I would agree with Squillo here and even take it one step further. The reason the designer sent you the "where do I send the bill" e-mail may be that "the Board" has assigned you as his contact person. "The Board" may have been dodging responsibility for some time and he could be tired of it. He knows that you're not going to pay the bill, so he sent you an e-mail asking where he should send the invoice. It may also be the case that he does the minor updates at no cost because it's just too much hassle to try to figure out how to get paid for $15 of work. My recommendation is to give the designer the benefit of the doubt and not bite off more volunteer work than you can chew.

-Matt
Yes, I am the designated go-between, but the board is all rather new and contracts with the desiger and webhost reseller all precede them, so I stuck my hand in the air and volunteered to help untangle the mess. He was fairly paid for the site redesign, and does the text/photo updates as a way to help the Center; their work is important and he's one of many who support it in meaningful ways, but this "here's the bill" situation is far too loose for me.
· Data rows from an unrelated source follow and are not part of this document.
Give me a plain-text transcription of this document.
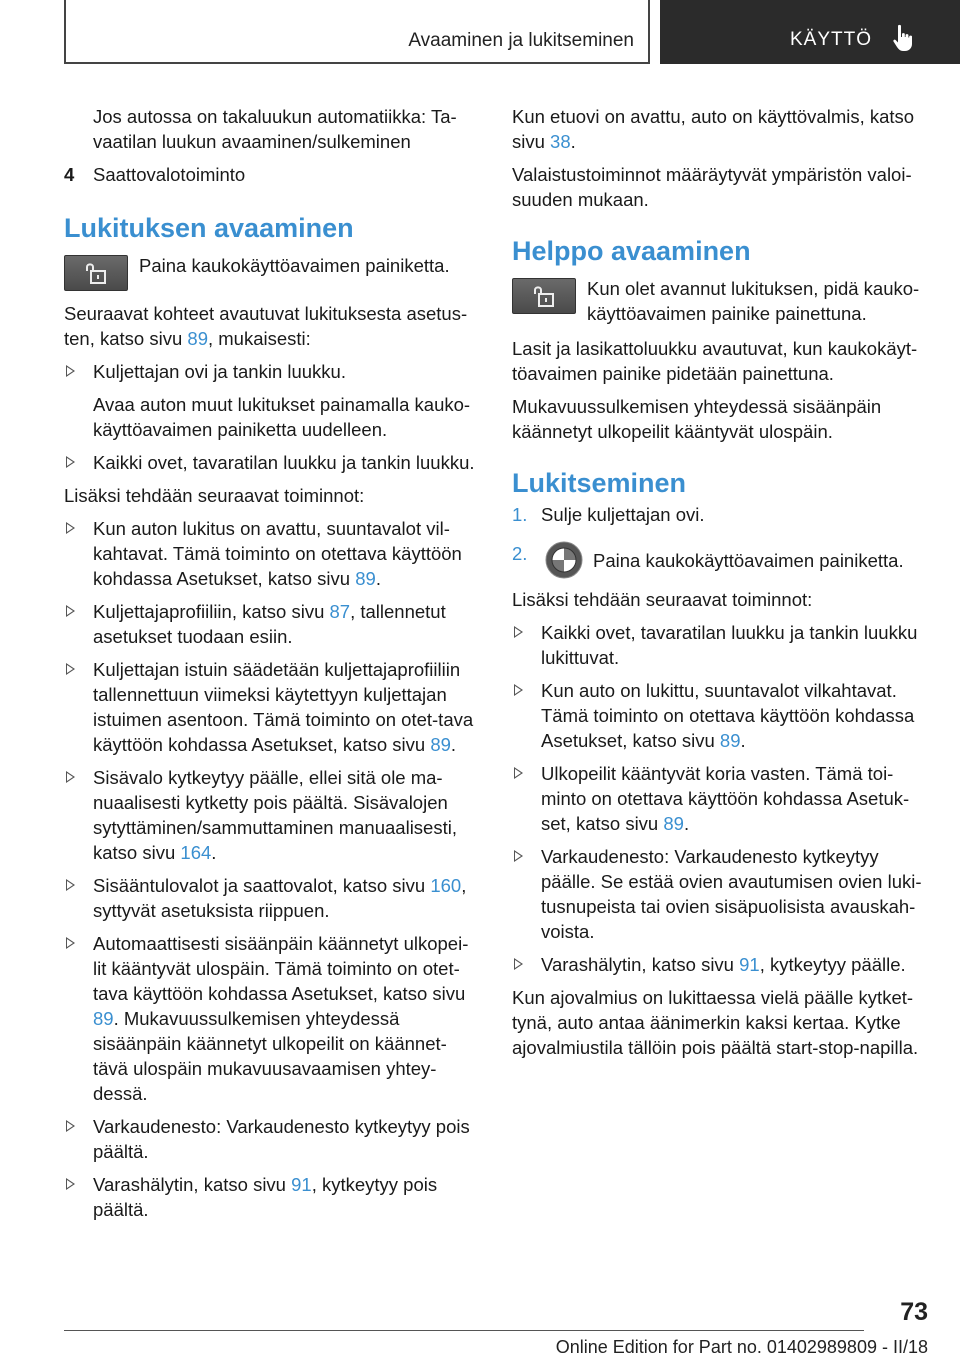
Avaaminen ja lukitseminen	KÄYTTÖ

Jos autossa on takaluukun automatiikka: Ta-vaatilan luukun avaaminen/sulkeminen

4 Saattovalotoiminto
Lukituksen avaaminen

Paina kaukokäyttöavaimen painiketta.

Seuraavat kohteet avautuvat lukituksesta asetus-ten, katso sivu 89, mukaisesti:

Kuljettajan ovi ja tankin luukku.

Avaa auton muut lukitukset painamalla kauko-käyttöavaimen painiketta uudelleen.

Kaikki ovet, tavaratilan luukku ja tankin luukku.

Lisäksi tehdään seuraavat toiminnot:

Kun auton lukitus on avattu, suuntavalot vil-kahtavat. Tämä toiminto on otettava käyttöön kohdassa Asetukset, katso sivu 89.
Kuljettajaprofiiliin, katso sivu 87, tallennetut asetukset tuodaan esiin.
Kuljettajan istuin säädetään kuljettajaprofiiliin tallennettuun viimeksi käytettyyn kuljettajan istuimen asentoon. Tämä toiminto on otet-tava käyttöön kohdassa Asetukset, katso sivu 89.
Sisävalo kytkeytyy päälle, ellei sitä ole ma-nuaalisesti kytketty pois päältä. Sisävalojen sytyttäminen/sammuttaminen manuaalisesti, katso sivu 164.
Sisääntulovalot ja saattovalot, katso sivu 160, syttyvät asetuksista riippuen.
Automaattisesti sisäänpäin käännetyt ulkopei-lit kääntyvät ulospäin. Tämä toiminto on otet-tava käyttöön kohdassa Asetukset, katso sivu 89. Mukavuussulkemisen yhteydessä sisäänpäin käännetyt ulkopeilit on käännet-tävä ulospäin mukavuusavaamisen yhtey-dessä.
Varkaudenesto: Varkaudenesto kytkeytyy pois päältä.
Varashälytin, katso sivu 91, kytkeytyy pois päältä.

Kun etuovi on avattu, auto on käyttövalmis, katso sivu 38.

Valaistustoiminnot määräytyvät ympäristön valoi-suuden mukaan.

Helppo avaaminen

Kun olet avannut lukituksen, pidä kauko-käyttöavaimen painike painettuna.

Lasit ja lasikattoluukku avautuvat, kun kaukokäyt-töavaimen painike pidetään painettuna.

Mukavuussulkemisen yhteydessä sisäänpäin käännetyt ulkopeilit kääntyvät ulospäin.

Lukitseminen
1. Sulje kuljettajan ovi.
2.	Paina kaukokäyttöavaimen painiketta.

Lisäksi tehdään seuraavat toiminnot:

Kaikki ovet, tavaratilan luukku ja tankin luukku lukittuvat.
Kun auto on lukittu, suuntavalot vilkahtavat. Tämä toiminto on otettava käyttöön kohdassa Asetukset, katso sivu 89.
Ulkopeilit kääntyvät koria vasten. Tämä toi-minto on otettava käyttöön kohdassa Asetuk-set, katso sivu 89.
Varkaudenesto: Varkaudenesto kytkeytyy päälle. Se estää ovien avautumisen ovien luki-tusnupeista tai ovien sisäpuolisista avauskah-voista.
Varashälytin, katso sivu 91, kytkeytyy päälle.

Kun ajovalmius on lukittaessa vielä päälle kytket-tynä, auto antaa äänimerkin kaksi kertaa. Kytke ajovalmiustila tällöin pois päältä start-stop-napilla.

73
Online Edition for Part no. 01402989809 - II/18
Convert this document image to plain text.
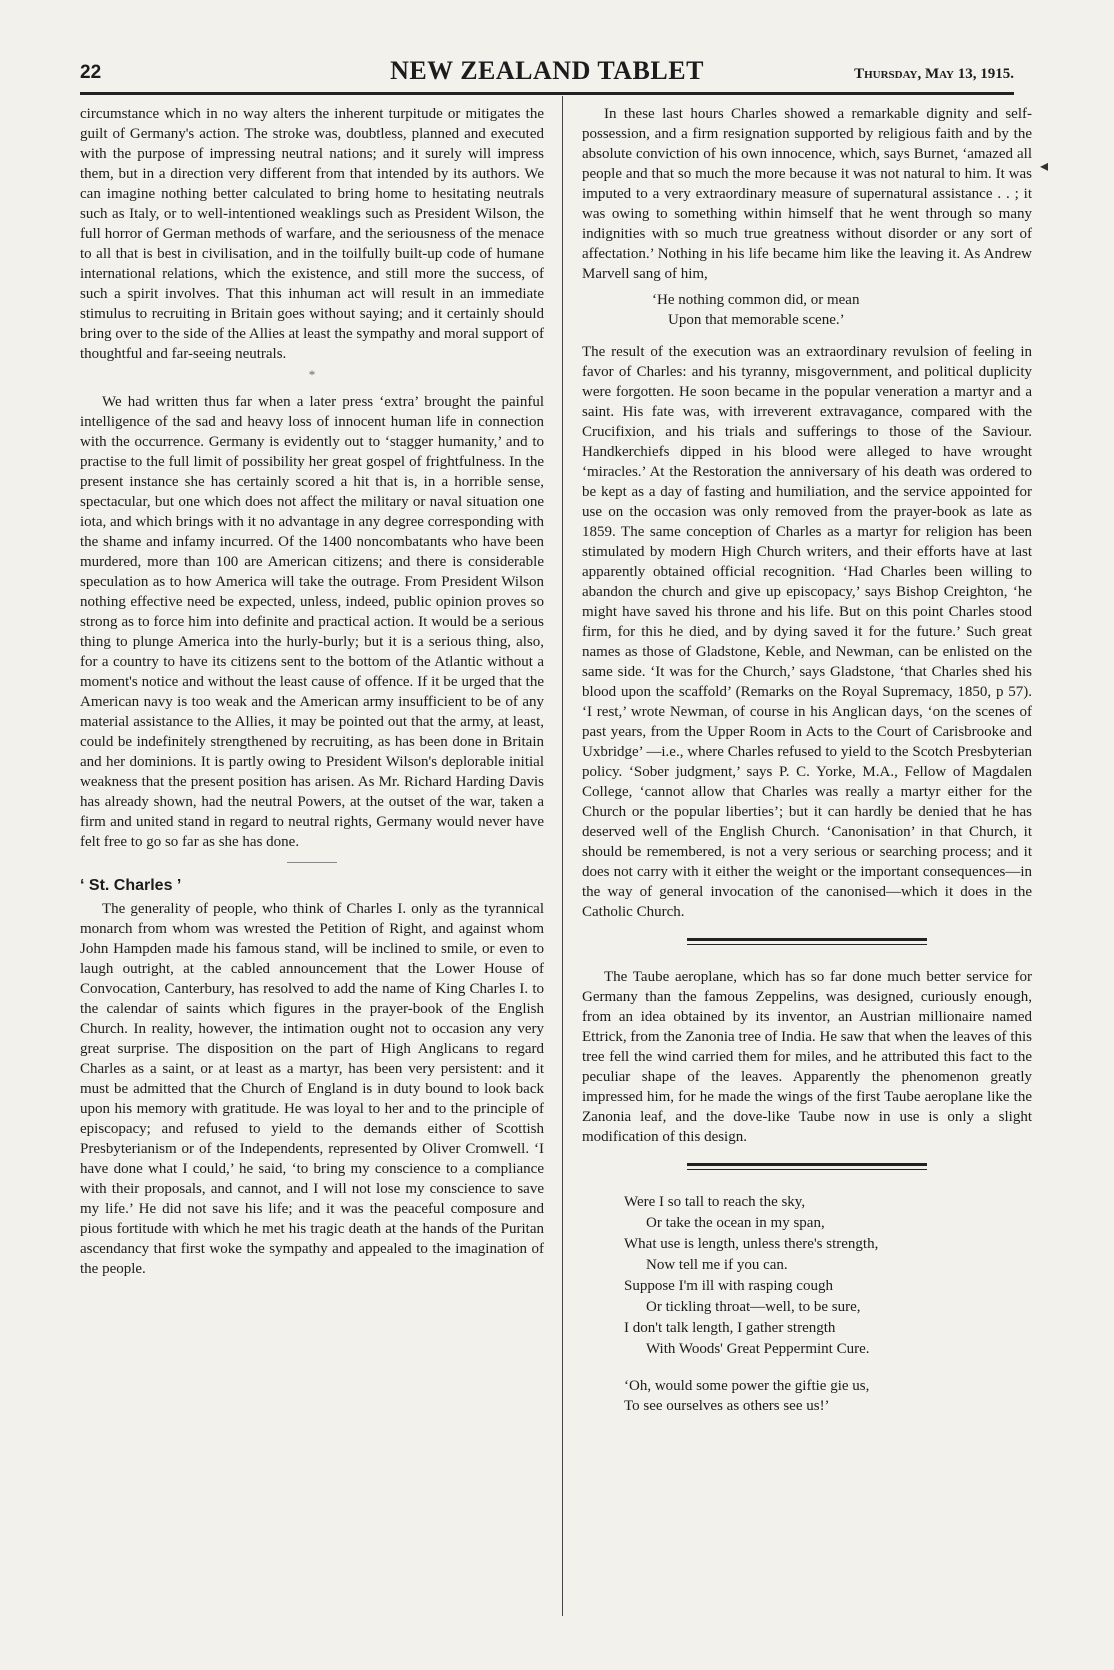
22	NEW ZEALAND TABLET	Thursday, May 13, 1915.

circumstance which in no way alters the inherent turpitude or mitigates the guilt of Germany's action. The stroke was, doubtless, planned and executed with the purpose of impressing neutral nations; and it surely will impress them, but in a direction very different from that intended by its authors. We can imagine nothing better calculated to bring home to hesitating neutrals such as Italy, or to well-intentioned weaklings such as President Wilson, the full horror of German methods of warfare, and the seriousness of the menace to all that is best in civilisation, and in the toilfully built-up code of humane international relations, which the existence, and still more the success, of such a spirit involves. That this inhuman act will result in an immediate stimulus to recruiting in Britain goes without saying; and it certainly should bring over to the side of the Allies at least the sympathy and moral support of thoughtful and far-seeing neutrals.

*

We had written thus far when a later press ‘extra’ brought the painful intelligence of the sad and heavy loss of innocent human life in connection with the occurrence. Germany is evidently out to ‘stagger humanity,’ and to practise to the full limit of possibility her great gospel of frightfulness. In the present instance she has certainly scored a hit that is, in a horrible sense, spectacular, but one which does not affect the military or naval situation one iota, and which brings with it no advantage in any degree corresponding with the shame and infamy incurred. Of the 1400 noncombatants who have been murdered, more than 100 are American citizens; and there is considerable speculation as to how America will take the outrage. From President Wilson nothing effective need be expected, unless, indeed, public opinion proves so strong as to force him into definite and practical action. It would be a serious thing to plunge America into the hurly-burly; but it is a serious thing, also, for a country to have its citizens sent to the bottom of the Atlantic without a moment's notice and without the least cause of offence. If it be urged that the American navy is too weak and the American army insufficient to be of any material assistance to the Allies, it may be pointed out that the army, at least, could be indefinitely strengthened by recruiting, as has been done in Britain and her dominions. It is partly owing to President Wilson's deplorable initial weakness that the present position has arisen. As Mr. Richard Harding Davis has already shown, had the neutral Powers, at the outset of the war, taken a firm and united stand in regard to neutral rights, Germany would never have felt free to go so far as she has done.

‘ St. Charles ’

The generality of people, who think of Charles I. only as the tyrannical monarch from whom was wrested the Petition of Right, and against whom John Hampden made his famous stand, will be inclined to smile, or even to laugh outright, at the cabled announcement that the Lower House of Convocation, Canterbury, has resolved to add the name of King Charles I. to the calendar of saints which figures in the prayer-book of the English Church. In reality, however, the intimation ought not to occasion any very great surprise. The disposition on the part of High Anglicans to regard Charles as a saint, or at least as a martyr, has been very persistent: and it must be admitted that the Church of England is in duty bound to look back upon his memory with gratitude. He was loyal to her and to the principle of episcopacy; and refused to yield to the demands either of Scottish Presbyterianism or of the Independents, represented by Oliver Cromwell. ‘I have done what I could,’ he said, ‘to bring my conscience to a compliance with their proposals, and cannot, and I will not lose my conscience to save my life.’ He did not save his life; and it was the peaceful composure and pious fortitude with which he met his tragic death at the hands of the Puritan ascendancy that first woke the sympathy and appealed to the imagination of the people.

In these last hours Charles showed a remarkable dignity and self-possession, and a firm resignation supported by religious faith and by the absolute conviction of his own innocence, which, says Burnet, ‘amazed all people and that so much the more because it was not natural to him. It was imputed to a very extraordinary measure of supernatural assistance . . ; it was owing to something within himself that he went through so many indignities with so much true greatness without disorder or any sort of affectation.’ Nothing in his life became him like the leaving it. As Andrew Marvell sang of him,

‘He nothing common did, or mean
Upon that memorable scene.’

The result of the execution was an extraordinary revulsion of feeling in favor of Charles: and his tyranny, misgovernment, and political duplicity were forgotten. He soon became in the popular veneration a martyr and a saint. His fate was, with irreverent extravagance, compared with the Crucifixion, and his trials and sufferings to those of the Saviour. Handkerchiefs dipped in his blood were alleged to have wrought ‘miracles.’ At the Restoration the anniversary of his death was ordered to be kept as a day of fasting and humiliation, and the service appointed for use on the occasion was only removed from the prayer-book as late as 1859. The same conception of Charles as a martyr for religion has been stimulated by modern High Church writers, and their efforts have at last apparently obtained official recognition. ‘Had Charles been willing to abandon the church and give up episcopacy,’ says Bishop Creighton, ‘he might have saved his throne and his life. But on this point Charles stood firm, for this he died, and by dying saved it for the future.’ Such great names as those of Gladstone, Keble, and Newman, can be enlisted on the same side. ‘It was for the Church,’ says Gladstone, ‘that Charles shed his blood upon the scaffold’ (Remarks on the Royal Supremacy, 1850, p 57). ‘I rest,’ wrote Newman, of course in his Anglican days, ‘on the scenes of past years, from the Upper Room in Acts to the Court of Carisbrooke and Uxbridge’ —i.e., where Charles refused to yield to the Scotch Presbyterian policy. ‘Sober judgment,’ says P. C. Yorke, M.A., Fellow of Magdalen College, ‘cannot allow that Charles was really a martyr either for the Church or the popular liberties’; but it can hardly be denied that he has deserved well of the English Church. ‘Canonisation’ in that Church, it should be remembered, is not a very serious or searching process; and it does not carry with it either the weight or the important consequences—in the way of general invocation of the canonised—which it does in the Catholic Church.

The Taube aeroplane, which has so far done much better service for Germany than the famous Zeppelins, was designed, curiously enough, from an idea obtained by its inventor, an Austrian millionaire named Ettrick, from the Zanonia tree of India. He saw that when the leaves of this tree fell the wind carried them for miles, and he attributed this fact to the peculiar shape of the leaves. Apparently the phenomenon greatly impressed him, for he made the wings of the first Taube aeroplane like the Zanonia leaf, and the dove-like Taube now in use is only a slight modification of this design.

Were I so tall to reach the sky,
Or take the ocean in my span,
What use is length, unless there's strength,
Now tell me if you can.
Suppose I'm ill with rasping cough
Or tickling throat—well, to be sure,
I don't talk length, I gather strength
With Woods' Great Peppermint Cure.
‘Oh, would some power the giftie gie us,
To see ourselves as others see us!’
◂
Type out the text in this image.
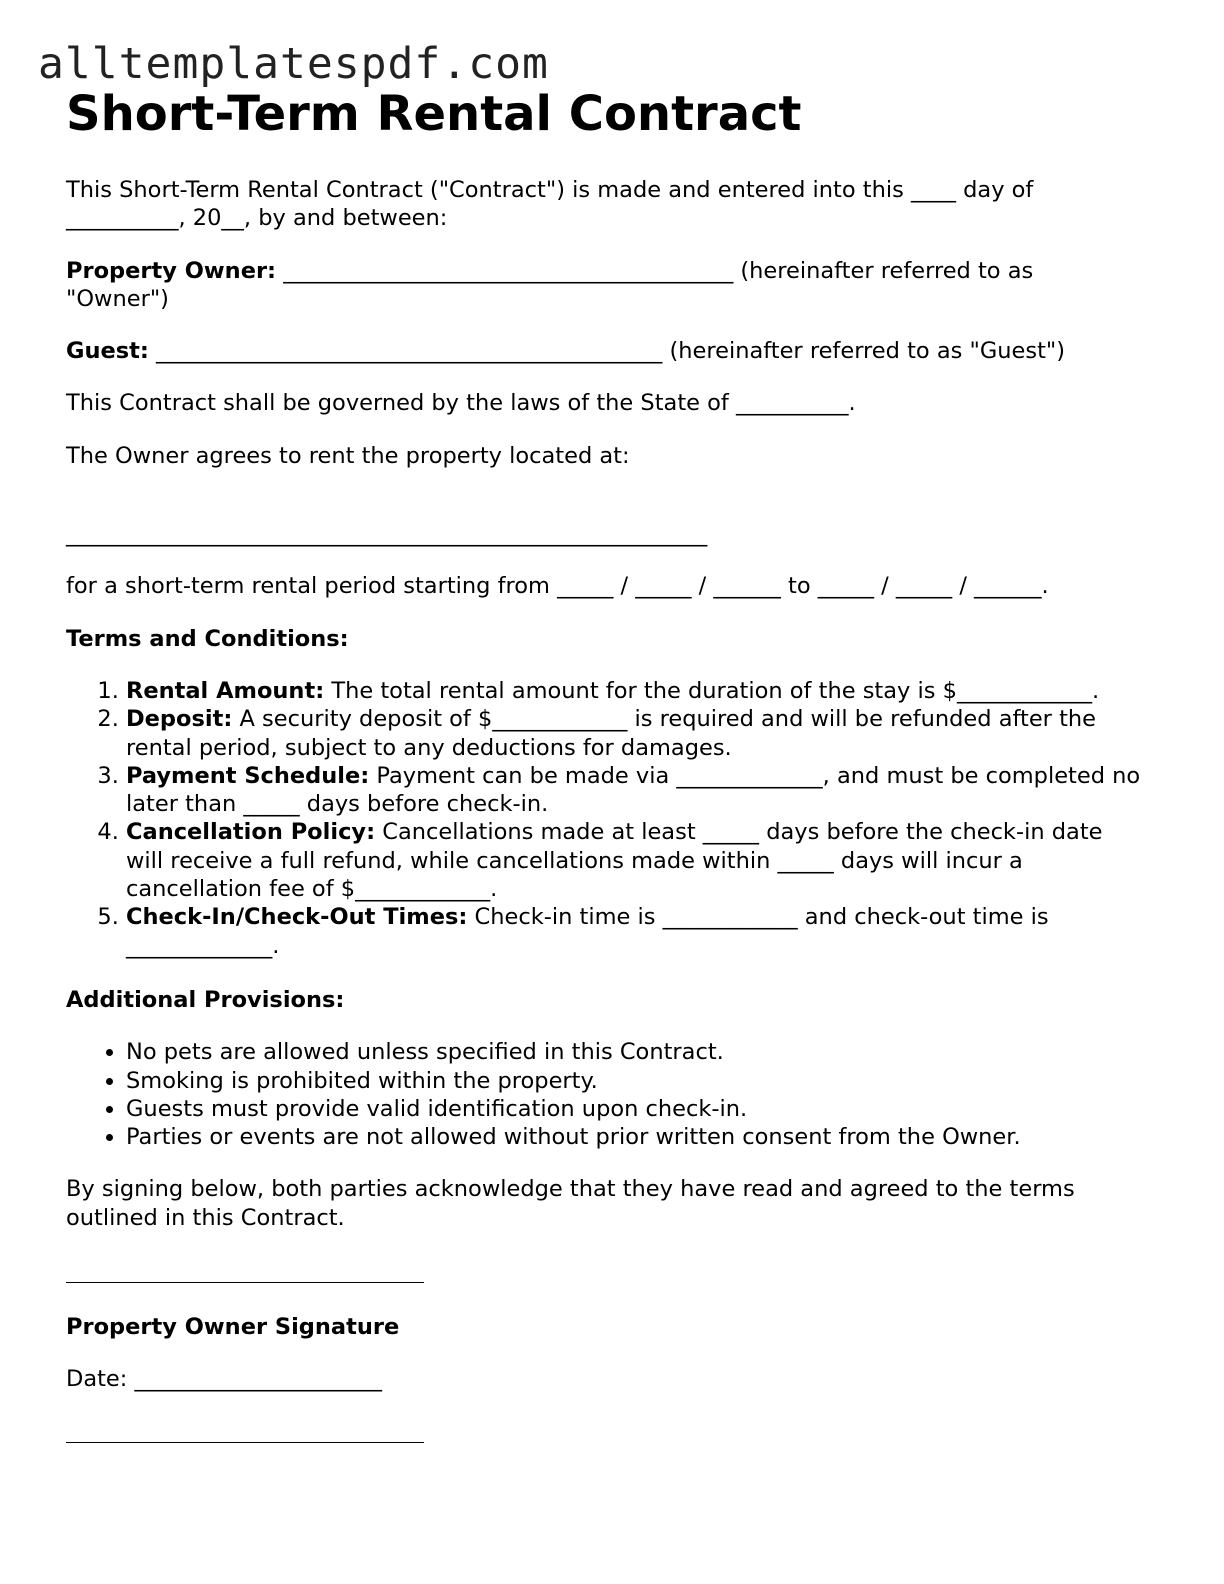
alltemplatespdf.com
Short-Term Rental Contract

This Short-Term Rental Contract ("Contract") is made and entered into this ____ day of __________, 20__, by and between:

Property Owner: ________________________________________ (hereinafter referred to as "Owner")

Guest: _____________________________________________ (hereinafter referred to as "Guest")

This Contract shall be governed by the laws of the State of __________.

The Owner agrees to rent the property located at:

_________________________________________________________

for a short-term rental period starting from _____ / _____ / ______ to _____ / _____ / ______.

Terms and Conditions:

1. Rental Amount: The total rental amount for the duration of the stay is $____________.
2. Deposit: A security deposit of $____________ is required and will be refunded after the rental period, subject to any deductions for damages.
3. Payment Schedule: Payment can be made via _____________, and must be completed no later than _____ days before check-in.
4. Cancellation Policy: Cancellations made at least _____ days before the check-in date will receive a full refund, while cancellations made within _____ days will incur a cancellation fee of $____________.
5. Check-In/Check-Out Times: Check-in time is ____________ and check-out time is _____________.

Additional Provisions:

• No pets are allowed unless specified in this Contract.
• Smoking is prohibited within the property.
• Guests must provide valid identification upon check-in.
• Parties or events are not allowed without prior written consent from the Owner.

By signing below, both parties acknowledge that they have read and agreed to the terms outlined in this Contract.

Property Owner Signature

Date: ______________________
I've written him asking him to get an OK before performing additional for-fee work.

frankc
07-24-2006, 09:50 AM
I would tend to side with the designer unless you or the board have information to the contrary. $120 to do emergency work that needed to be done immediately to get the site back online after something went wrong does not seem excessive to me vs. having the site offline for a day waiting for an estimate to be submitted, the board to approve, etc.
The strange thing is that the website wasn't dark (I have a service which checks daily). So while I'm sure the work needed to be done, it could have been for some rarely-used part like their simple online store through PayPal or something. More frustrating is that fact that the webhost would have restored it for free, had I known of the problem.

Jeff
07-24-2006, 05:21 PM
http://foxvalleywildlife.org/
HTTP 500.100 - Internal Server Error - ASP error
Apache/1.3.33 (Unix) Sun-ONE-ASP/4.0.0 ApacheJServ/1.1.2 PHP/4.3.10 FrontPage/5.0.2.2635 Rewrit/1.1a

--------------------------------------------------------------------------------

Technical Information (for support personnel)

Error Type:
ADODB.Recordset.1 (0x80004005)
SQLState: S1000 Native Error Code: 2013 [TCX][MyODBC]Lost connection to MySQL server during query
/index.asp, line 104


Browser Type:
Mozilla/4.0 (compatible; MSIE 6.0; Windows NT 5.1; SV1; Alexa Toolbar; .NET CLR 1.1.4322)

Page:
GET /index.asp

Time:
Monday, July 24, 2006, 4:21:08 PM


More information:
Sun ONE Active Server Pages Support
???

Edit: never mind - up again after a refresh.